The fascinating and funny tidbits coming out of Tokyo, whether on social media or between events, are endless. If watching the US women’s rugby team is exciting, for instance, then wait until you watch them test out the infamous cardboard beds in the Olympic Village on TikTok. If seeing athletes from different walks of life standing together on a podium sends your heart aflutter, you aren’t ready to see them playing video game darts and chilling together in what amounts to the tallest, most muscular common room gathering you’ve ever seen.
While being an Olympian is an honor on its own, the vast majority aren’t exactly household names. But post a video of yourself getting moon-eyed over Simone Biles, like US diver Tyler Downs did, and people start talking about you. US Rugby player Ilona Maher, who posted the aforementioned bed test, has become an Olympic celebrity in her own right for her posts about “tall foreign demigod lookin athletes” and patriotic bucket hats. Olympians: They’re just like us! Except much faster, stronger, and now, funnier.
The personal stories of Olympic athletes have always been a highlight of the games — otherwise, we might as well watch a marble race or one of those videos where two robots fight each other. But seeing their goofy, bizarre and refreshingly normal selves without the varnish of an edited television package feels special in a completely different way.

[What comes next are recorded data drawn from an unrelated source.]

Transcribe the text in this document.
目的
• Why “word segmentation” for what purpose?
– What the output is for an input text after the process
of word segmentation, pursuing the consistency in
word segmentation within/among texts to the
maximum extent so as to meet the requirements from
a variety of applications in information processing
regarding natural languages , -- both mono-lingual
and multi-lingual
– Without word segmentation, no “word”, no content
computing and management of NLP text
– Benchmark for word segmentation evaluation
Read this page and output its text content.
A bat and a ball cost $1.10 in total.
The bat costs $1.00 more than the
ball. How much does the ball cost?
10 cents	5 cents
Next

Since this year’s games are being held without the backdrop of spectators, that strange feeling of intimacy sometimes stretches all the way to the event floor. Remember when US gymnast McKayla Maroney’s unimpressed face became an immortal meme in 2012? It’s like that, all the time, with side conversations and reactions that would usually blend in to the surrounding din on full display. It’s the little things, like being able to overhear US gymnast Jordan Chiles on a broadcast, during a tense round of competition, bemoan losing a nail. Amid the grit and the drama is so much … normalcy.
Ironically, that just underscores the weirdness, and perhaps anxiety, simmering just beneath these games. After all, a large portion of the Japanese public wasn’t in favor of holding the Olympics this year at all. Athletes have had to withdraw, or not even attend, because of pandemic-related issues. Conversations around stress and mental health reached a new tenor when US gymnastics icon Simone Biles pulled out of multiple events in the first week of competition. We say we want to know more about the Olympic stars who become our long-distance best friends for a few weeks every other year. What we’re discovering is, being an Olympian is hard, for many reasons that have nothing to do with running very fast or throwing things very far.
But despite the politics, the pandemic and the personal challenges, it’s also a lot of fun. And there’s something about seeing Olympic athletes being amused and amazed — by each other, by where they are — that is strangely comforting. Because we’re amazed, too.